Unfortunately, often it’s the women who mostly provide the emotional intelligence necessary to navigate the change we seek and the capability to get it done. In McKinsey’s 2021 Women in the Workplace report, one in three women contemplated leaving the workforce or downshifting their careers, while 42% of women say they have been often or almost always burned out. For women, we dust off our capes and polish up our crowns with lightning speed and charge ahead to care for the well-being of others while neglecting ourselves.
I say this passionately: you have all rights to declare burnout when your cups are empty. We were not hired to be Olivia Popes and are not getting paid enough to be Gladiators to fix the financial service industry’s DEIB scandals and crises. Don’t be duped any longer by your bosses and colleagues.
Burnout is a medical condition that often comes along with anxiety and depression. Request your leave. Work with coaches, therapists and counselors in ways that serve you. Get your finances in order so you are ready to activate your next moves.
Reflect on Your DEIB Journey
Many of us evolved to DEIB leadership based on our lived experiences. We formalized our passion by engaging DEIB roles as ally, mentor and sponsor, as well as engaging DEIB terms as psychological safety, unconscious bias and inclusive leadership. HR professionals, who often are women and have specializations in the areas of compensation, employee relations and recruiting, now find themselves also responsible for specializing in DEIB.
It’s impossible to be an expert if DEIB specialist is an adjacent role; yet, the DEIB demand requires that we lead with confidence, even if imposter syndrome haunts us.
We have to remember that we are human too and perfectionism is elusive for all of us.

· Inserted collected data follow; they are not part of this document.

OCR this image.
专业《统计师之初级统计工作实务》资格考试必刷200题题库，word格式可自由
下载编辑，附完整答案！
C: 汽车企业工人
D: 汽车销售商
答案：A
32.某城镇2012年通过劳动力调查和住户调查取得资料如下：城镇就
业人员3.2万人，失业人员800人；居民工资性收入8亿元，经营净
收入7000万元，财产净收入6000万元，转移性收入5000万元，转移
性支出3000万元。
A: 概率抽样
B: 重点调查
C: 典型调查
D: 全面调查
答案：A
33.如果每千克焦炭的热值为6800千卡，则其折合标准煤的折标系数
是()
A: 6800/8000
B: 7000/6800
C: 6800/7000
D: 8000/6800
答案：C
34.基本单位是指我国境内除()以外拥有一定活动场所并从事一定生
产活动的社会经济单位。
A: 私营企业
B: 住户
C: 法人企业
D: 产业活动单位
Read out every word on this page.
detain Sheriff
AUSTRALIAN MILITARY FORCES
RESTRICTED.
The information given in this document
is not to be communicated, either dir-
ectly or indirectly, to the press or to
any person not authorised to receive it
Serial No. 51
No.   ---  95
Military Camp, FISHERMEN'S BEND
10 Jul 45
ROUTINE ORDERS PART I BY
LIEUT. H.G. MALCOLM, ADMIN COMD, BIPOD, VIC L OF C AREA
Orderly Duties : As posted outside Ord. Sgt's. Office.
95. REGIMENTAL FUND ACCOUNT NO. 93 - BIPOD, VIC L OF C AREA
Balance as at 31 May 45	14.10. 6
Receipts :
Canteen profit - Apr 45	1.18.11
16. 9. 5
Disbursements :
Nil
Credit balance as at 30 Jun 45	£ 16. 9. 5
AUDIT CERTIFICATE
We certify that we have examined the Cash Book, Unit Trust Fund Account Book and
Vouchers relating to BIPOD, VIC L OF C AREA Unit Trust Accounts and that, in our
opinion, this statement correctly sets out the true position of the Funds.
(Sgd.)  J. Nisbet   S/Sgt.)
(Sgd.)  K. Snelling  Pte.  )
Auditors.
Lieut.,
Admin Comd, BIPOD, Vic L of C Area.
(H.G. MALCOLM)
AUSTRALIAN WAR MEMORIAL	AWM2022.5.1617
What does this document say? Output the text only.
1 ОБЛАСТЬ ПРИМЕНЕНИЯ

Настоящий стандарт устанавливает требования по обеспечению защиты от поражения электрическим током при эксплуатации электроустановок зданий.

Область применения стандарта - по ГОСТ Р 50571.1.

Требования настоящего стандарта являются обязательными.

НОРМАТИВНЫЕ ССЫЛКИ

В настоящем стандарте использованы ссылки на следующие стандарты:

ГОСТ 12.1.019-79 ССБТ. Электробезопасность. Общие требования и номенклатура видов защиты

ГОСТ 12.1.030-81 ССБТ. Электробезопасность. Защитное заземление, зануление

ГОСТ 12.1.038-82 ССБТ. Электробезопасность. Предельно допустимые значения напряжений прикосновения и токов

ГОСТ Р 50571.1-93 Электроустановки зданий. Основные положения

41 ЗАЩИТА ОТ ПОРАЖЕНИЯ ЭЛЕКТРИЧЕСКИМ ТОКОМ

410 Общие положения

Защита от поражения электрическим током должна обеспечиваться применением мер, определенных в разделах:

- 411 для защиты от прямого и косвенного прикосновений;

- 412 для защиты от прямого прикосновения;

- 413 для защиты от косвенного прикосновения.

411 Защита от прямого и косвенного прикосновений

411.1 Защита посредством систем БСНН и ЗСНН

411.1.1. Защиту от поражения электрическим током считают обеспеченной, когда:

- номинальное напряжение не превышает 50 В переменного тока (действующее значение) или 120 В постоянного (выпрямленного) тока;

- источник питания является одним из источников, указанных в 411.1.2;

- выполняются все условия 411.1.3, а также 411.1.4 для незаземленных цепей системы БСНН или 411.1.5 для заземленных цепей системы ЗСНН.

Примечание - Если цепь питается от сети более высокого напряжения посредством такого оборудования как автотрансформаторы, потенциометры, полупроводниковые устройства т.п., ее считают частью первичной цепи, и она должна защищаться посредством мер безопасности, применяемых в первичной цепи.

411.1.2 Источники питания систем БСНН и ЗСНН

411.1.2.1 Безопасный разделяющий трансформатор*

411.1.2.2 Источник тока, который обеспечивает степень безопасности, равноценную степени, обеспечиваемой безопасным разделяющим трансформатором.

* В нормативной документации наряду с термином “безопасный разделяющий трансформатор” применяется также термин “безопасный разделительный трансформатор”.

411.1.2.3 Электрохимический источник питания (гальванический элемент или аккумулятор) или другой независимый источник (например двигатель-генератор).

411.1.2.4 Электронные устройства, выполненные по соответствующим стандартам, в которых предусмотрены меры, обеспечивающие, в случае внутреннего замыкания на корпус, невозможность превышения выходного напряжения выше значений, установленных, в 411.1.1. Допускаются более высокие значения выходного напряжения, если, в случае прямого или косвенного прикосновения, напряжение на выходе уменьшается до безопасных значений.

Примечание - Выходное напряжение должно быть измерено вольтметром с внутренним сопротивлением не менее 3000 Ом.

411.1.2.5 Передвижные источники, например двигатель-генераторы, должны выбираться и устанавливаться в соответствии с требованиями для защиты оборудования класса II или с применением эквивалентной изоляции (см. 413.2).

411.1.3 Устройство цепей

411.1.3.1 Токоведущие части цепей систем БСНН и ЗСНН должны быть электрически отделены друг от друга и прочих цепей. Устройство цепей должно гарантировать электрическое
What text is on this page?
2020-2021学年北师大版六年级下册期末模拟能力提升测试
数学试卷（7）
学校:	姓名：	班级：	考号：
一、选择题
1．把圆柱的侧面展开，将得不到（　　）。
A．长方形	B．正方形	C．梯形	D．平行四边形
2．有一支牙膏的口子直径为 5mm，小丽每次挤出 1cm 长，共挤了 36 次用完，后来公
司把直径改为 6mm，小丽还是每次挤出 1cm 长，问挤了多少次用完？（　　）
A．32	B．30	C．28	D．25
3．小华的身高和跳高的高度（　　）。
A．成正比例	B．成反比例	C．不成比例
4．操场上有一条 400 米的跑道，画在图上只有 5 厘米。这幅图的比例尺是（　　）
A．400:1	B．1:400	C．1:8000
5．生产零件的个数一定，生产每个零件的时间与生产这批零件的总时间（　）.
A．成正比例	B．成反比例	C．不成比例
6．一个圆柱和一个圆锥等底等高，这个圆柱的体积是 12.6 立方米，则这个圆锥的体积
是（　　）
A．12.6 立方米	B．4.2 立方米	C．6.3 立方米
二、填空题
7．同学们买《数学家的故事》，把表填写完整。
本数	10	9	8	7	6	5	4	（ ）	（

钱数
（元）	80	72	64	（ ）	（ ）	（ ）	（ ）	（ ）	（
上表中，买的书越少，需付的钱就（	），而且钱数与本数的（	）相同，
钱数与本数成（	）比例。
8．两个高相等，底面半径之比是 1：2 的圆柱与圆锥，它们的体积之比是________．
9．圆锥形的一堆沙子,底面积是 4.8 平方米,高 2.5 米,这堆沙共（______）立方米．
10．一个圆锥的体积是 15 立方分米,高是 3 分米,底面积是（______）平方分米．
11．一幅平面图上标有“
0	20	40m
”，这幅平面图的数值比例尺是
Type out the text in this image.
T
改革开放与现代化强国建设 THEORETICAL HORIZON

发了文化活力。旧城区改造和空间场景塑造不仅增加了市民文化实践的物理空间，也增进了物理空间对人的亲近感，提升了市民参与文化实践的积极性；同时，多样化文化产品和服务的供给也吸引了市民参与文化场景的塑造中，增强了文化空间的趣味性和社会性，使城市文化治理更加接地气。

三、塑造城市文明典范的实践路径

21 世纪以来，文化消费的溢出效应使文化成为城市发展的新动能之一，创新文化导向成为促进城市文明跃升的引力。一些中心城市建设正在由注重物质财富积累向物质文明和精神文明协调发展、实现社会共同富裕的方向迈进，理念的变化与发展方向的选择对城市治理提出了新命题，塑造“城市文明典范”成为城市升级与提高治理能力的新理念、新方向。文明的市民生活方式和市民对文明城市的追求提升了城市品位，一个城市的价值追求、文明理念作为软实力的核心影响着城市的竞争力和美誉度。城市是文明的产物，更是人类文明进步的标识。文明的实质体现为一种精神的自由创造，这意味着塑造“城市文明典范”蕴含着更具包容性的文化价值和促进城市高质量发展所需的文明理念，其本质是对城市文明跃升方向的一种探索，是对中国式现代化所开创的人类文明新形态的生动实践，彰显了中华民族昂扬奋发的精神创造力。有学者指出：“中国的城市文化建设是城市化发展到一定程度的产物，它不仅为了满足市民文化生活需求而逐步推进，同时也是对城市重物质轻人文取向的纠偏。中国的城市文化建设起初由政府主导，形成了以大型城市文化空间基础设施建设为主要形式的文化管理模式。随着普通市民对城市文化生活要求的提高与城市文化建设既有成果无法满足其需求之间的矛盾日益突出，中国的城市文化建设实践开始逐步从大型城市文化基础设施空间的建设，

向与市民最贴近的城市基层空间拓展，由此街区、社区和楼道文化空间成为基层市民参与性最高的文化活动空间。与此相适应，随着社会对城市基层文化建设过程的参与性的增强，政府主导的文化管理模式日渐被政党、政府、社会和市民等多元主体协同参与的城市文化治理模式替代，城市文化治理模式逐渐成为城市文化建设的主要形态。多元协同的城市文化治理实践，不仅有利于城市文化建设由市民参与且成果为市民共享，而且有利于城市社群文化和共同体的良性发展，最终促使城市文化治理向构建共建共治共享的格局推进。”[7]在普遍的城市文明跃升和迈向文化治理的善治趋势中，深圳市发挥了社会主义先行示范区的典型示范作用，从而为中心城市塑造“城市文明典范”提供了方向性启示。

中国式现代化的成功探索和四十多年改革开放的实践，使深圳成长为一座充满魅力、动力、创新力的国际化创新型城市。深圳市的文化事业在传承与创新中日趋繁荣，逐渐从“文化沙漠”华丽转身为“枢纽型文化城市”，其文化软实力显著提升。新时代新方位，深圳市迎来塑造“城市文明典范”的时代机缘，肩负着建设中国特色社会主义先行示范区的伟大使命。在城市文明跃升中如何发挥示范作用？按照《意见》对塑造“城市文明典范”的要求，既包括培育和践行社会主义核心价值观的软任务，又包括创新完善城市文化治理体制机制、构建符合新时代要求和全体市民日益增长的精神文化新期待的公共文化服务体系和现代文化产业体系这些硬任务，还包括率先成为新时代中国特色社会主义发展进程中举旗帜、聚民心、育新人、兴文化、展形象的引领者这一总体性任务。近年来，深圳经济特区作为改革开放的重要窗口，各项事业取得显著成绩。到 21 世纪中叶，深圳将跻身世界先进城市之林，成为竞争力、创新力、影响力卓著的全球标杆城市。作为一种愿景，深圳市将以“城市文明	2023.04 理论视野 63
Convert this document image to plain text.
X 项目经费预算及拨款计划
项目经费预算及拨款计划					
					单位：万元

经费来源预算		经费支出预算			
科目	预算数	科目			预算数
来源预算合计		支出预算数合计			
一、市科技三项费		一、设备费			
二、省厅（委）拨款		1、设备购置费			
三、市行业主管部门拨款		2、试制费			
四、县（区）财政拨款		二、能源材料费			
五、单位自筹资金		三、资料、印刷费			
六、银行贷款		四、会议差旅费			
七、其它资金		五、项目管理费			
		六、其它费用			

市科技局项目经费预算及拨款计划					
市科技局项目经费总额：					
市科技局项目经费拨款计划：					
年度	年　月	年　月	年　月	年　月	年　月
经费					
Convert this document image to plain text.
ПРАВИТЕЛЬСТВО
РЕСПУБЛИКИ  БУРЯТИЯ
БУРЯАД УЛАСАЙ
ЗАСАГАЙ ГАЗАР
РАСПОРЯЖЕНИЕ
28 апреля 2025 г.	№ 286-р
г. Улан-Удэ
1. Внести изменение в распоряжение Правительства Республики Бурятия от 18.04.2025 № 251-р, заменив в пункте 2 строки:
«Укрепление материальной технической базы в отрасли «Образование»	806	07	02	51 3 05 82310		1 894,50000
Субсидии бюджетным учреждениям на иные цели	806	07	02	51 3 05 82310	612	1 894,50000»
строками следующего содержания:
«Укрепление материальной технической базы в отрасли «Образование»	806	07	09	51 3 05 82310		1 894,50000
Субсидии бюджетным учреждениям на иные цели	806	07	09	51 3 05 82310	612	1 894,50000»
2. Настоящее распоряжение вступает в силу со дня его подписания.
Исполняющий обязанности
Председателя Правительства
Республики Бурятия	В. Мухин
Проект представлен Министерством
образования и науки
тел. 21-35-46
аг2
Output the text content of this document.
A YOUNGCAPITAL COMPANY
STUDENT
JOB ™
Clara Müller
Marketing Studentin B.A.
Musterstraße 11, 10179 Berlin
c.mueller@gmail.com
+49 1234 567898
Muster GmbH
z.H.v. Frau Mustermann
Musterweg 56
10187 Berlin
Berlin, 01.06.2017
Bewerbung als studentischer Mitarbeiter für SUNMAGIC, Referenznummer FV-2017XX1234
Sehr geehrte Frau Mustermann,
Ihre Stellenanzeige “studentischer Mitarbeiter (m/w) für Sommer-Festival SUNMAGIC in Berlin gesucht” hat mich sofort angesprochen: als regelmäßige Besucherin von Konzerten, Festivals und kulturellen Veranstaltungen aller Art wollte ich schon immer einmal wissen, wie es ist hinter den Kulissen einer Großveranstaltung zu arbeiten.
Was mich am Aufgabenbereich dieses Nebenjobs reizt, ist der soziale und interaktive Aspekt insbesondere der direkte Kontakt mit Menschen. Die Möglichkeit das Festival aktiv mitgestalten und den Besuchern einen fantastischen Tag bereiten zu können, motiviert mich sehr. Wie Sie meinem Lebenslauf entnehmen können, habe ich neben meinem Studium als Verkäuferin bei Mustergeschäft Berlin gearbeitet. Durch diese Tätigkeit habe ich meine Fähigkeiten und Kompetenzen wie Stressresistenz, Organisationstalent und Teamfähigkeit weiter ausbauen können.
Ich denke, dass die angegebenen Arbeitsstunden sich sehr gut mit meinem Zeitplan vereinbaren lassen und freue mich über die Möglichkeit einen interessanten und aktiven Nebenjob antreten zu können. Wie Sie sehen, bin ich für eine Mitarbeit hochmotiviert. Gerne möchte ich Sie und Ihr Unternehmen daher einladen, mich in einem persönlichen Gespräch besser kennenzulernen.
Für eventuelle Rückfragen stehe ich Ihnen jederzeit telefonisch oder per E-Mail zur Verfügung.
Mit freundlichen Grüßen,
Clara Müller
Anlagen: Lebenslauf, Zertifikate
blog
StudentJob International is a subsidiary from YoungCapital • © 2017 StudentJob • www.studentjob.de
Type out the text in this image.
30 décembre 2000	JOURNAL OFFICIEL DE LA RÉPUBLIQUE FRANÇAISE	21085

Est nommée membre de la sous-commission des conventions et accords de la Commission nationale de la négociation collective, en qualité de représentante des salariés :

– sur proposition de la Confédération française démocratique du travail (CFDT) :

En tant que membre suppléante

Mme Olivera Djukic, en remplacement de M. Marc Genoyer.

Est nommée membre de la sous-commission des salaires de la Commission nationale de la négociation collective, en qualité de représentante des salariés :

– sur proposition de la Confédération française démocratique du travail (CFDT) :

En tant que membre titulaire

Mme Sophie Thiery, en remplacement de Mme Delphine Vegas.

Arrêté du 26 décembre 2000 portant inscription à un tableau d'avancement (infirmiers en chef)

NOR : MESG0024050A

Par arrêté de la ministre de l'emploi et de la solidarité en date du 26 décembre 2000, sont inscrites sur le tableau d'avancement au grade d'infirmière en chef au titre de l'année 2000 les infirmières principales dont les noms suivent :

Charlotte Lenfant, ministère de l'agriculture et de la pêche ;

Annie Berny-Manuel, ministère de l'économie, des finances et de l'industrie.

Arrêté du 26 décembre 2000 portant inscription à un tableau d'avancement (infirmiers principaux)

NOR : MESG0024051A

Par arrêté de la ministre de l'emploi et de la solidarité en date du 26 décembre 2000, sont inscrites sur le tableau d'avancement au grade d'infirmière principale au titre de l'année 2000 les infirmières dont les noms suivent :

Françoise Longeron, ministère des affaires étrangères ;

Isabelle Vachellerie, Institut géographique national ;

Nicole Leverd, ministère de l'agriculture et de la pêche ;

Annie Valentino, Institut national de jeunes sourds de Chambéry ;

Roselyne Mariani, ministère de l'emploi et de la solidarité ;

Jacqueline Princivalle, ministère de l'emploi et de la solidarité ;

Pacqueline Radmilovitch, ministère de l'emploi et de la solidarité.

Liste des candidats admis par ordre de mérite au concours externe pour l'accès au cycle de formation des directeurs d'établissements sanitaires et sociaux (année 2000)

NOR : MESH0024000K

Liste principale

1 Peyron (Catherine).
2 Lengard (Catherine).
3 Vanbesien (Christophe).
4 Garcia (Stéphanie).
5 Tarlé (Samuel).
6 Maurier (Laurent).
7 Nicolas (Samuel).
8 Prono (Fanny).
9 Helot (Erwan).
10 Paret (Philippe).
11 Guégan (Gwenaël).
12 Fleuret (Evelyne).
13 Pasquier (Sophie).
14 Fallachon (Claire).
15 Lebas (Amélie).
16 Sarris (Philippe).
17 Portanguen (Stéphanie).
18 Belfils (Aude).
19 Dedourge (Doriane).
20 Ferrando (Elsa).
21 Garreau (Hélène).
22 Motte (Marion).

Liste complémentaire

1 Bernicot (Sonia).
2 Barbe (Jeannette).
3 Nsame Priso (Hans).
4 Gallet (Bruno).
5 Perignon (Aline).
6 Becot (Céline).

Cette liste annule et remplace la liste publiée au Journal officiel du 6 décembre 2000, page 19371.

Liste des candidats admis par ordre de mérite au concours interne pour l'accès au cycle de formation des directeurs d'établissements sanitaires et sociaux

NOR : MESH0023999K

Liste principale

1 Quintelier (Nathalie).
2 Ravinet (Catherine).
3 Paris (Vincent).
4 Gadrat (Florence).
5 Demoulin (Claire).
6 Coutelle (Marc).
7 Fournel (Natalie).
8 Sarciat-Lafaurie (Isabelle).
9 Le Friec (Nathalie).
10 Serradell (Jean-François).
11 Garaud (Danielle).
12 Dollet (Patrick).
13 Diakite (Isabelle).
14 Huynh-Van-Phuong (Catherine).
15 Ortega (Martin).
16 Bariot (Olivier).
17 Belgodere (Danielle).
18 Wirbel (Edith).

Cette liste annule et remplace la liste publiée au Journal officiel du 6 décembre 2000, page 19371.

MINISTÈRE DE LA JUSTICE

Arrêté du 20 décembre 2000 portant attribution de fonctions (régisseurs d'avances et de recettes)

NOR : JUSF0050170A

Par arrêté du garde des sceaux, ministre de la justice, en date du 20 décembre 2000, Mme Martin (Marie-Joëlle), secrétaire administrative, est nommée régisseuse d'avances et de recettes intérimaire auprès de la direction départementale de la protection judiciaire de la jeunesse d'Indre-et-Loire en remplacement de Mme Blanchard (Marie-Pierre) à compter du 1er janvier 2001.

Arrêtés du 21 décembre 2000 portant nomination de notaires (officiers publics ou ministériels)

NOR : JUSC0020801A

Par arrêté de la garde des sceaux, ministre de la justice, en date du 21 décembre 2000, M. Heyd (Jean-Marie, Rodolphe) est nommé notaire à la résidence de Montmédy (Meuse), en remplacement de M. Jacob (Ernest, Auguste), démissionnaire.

Our best leadership strategy is to practice what we preach, which requires time to reflect on our actions and pivot and course correct, if necessary.
On Moving Forward with Care and Courage
In my conversations over the years, it’s clear that many potential white allies fear being derogatorily labeled a “White Savior” in their efforts to advance DEIB. If you are riding the brand and bringing folks along, as so eloquently shared by Lindsey Lewis, director and chair of the American College Center for Women in Financial Services, you don’t have to worry about the label, because your actions will show that your efforts are not self-serving. You are using your privilege and access for the greater good. Continue to move forward with conviction.
DEIB leaders enjoy seeing all boats rise.
As we charge ahead with care and courage, I encourage you to get paid for doing the work with your human capital, acknowledge and address burnout and take time to reflect on your DEIB journey. Although we will not finish this fight in our lifetimes, we can celebrate that we’re not alone on this journey and that we’re courageously caring for one another as we fight for the greater good.
Lazetta Rainey Braxton the founder/CEO of Lazetta & Associates and co-CEO at 2050 Wealth Partners.